Before Area 51 occupied the land currently housing it, there was occupied by the Groome Lead Mines Limited. This English mining company mined silver and lead around what we know today as Groom Lake. (Can you guess how the lake got its name?)
Groome Lead Mines Limited was a key player in the mining industry during the 1870s.
A Fateful Memo
In 1974, William Colby, The director of the CIA at the time, got a panic-inducing memo. According to the memo, astronauts on the Skylab space station took pictures of a location that is sensitive to the CIA.
Obviously, the CIA wanted the pictures classified right away for national security reasons.

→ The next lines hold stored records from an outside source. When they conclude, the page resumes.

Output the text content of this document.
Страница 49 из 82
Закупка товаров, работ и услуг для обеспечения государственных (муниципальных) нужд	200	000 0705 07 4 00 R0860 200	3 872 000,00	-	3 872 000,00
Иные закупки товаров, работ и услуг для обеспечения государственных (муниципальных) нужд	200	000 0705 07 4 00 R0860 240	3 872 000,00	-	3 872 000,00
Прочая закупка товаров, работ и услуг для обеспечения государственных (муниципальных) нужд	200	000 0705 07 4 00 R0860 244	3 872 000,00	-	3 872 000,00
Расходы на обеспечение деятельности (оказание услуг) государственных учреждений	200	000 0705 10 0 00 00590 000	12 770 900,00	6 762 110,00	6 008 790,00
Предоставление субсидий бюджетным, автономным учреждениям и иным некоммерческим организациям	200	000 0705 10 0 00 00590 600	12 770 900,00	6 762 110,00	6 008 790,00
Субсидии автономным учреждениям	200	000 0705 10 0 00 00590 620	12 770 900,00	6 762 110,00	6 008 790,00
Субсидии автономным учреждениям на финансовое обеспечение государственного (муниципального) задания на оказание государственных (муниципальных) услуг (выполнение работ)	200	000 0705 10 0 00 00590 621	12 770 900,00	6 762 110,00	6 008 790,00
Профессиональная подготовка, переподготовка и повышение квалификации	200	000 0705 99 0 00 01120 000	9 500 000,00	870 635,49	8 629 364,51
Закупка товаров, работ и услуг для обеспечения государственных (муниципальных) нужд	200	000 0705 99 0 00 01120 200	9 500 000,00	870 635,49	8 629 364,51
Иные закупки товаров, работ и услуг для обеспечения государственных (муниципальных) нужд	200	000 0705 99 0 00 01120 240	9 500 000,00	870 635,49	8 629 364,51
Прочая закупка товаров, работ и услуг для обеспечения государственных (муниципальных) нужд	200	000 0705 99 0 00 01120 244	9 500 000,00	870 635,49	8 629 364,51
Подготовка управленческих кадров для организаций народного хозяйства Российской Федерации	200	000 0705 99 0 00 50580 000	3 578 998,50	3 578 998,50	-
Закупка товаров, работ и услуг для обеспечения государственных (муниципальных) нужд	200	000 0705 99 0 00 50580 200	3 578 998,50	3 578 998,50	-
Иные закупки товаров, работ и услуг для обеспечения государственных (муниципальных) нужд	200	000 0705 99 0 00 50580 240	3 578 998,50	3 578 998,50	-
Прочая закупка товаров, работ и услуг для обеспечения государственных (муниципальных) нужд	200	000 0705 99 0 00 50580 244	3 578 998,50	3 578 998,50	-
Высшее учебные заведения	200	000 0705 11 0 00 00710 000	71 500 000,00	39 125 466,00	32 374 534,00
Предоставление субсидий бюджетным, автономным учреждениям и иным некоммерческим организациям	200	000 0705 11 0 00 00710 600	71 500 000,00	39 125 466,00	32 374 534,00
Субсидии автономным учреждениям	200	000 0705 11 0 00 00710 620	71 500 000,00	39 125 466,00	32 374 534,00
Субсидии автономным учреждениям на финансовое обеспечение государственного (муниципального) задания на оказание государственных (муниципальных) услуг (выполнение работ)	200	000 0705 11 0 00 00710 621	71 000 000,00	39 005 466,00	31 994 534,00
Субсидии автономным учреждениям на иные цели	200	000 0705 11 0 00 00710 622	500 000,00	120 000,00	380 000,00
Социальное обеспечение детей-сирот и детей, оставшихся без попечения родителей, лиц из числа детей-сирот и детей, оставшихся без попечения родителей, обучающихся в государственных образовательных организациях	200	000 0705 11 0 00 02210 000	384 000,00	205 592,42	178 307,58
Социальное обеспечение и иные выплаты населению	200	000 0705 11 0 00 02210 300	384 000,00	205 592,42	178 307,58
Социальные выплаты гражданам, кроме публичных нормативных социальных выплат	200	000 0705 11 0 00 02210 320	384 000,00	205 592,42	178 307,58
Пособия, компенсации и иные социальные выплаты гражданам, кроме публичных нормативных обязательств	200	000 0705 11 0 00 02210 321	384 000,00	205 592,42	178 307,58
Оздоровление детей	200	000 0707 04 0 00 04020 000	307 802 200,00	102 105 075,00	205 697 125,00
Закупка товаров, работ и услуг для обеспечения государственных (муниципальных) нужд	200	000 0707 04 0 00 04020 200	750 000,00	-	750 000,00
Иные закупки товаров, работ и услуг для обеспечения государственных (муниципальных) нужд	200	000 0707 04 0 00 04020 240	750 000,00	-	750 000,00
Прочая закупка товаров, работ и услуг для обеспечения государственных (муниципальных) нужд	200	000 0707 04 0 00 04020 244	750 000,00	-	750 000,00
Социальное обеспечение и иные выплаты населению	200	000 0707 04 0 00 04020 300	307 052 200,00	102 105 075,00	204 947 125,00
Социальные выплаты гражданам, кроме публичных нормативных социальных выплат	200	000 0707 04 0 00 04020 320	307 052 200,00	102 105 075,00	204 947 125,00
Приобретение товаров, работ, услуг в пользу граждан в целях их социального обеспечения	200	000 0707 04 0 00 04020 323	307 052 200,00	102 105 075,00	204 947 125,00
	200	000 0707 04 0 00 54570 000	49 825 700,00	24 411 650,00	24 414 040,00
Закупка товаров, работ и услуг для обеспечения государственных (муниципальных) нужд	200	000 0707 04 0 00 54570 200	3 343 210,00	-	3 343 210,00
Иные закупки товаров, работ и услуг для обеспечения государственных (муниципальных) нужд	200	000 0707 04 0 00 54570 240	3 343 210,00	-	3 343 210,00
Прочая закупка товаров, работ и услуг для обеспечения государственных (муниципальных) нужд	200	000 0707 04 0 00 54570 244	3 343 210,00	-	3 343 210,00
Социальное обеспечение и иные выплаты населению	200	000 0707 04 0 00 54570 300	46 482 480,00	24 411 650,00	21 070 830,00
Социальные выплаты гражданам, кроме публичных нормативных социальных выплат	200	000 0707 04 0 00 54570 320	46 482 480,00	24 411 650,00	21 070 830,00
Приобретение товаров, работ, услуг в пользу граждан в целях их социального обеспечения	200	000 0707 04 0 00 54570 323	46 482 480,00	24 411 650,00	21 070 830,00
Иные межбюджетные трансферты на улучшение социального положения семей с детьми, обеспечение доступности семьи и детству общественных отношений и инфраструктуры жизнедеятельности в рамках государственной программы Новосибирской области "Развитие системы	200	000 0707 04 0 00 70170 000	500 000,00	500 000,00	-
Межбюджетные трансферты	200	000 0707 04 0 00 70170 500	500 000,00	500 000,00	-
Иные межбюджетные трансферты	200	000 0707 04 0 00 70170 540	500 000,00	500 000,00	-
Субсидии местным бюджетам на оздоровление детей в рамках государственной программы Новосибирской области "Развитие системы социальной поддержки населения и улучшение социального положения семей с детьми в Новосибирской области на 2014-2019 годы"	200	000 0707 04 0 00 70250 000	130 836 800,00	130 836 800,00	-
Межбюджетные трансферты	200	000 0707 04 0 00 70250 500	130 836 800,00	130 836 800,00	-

The Agency debated over the issue with Skylab at length, in what became known as the "Skylab Incident", but no one knows the ultimate results of the debate. We'd like to see the pictures and decide for ourselves if you don't mind.
Putting Two and Two Together
Dwayne A. Day is a space historian. (Apparently, it's a thing.) He took a special interest in the mysterious pictures taken from Skylab space station. The debate around the subject never mentions Area 51 by name, but he was convinced that this is what's shown in the astronauts' pictures. At the time of the Skylab Incident, the government didn't even confirm that Area 51 even existed!
Day ended up publishing an article titled "Astronauts and Area 51: the Skylab Incident" in an online magazine called "The Space Review" in 2006. Such determination!
Just Like Monopoly
The mines around modern-day Area 51 were active for nearly a hundred years, during which the ownership changed hands. After Groome Lead Mines Limited, the next owners were J. B. Osborne and his partners.
Apart from a temporary shut-down in 1918, the mines had a pretty steady run. They closed permanently in the 1950s, making way for Area 51 and a plethora of conspiracy theories.
"Independence Day"
In 1996, the sci-fi film "Independence Day" came out and became a pop-culture staple. The film triggered renewed interest in Area 51 and the alien theories circling it.
In the film, the White House is destroyed by ill-intended alien invaders, and the good guys use Area 51 as their new home base. Not exactly a documentary, but still thoroughly entertaining.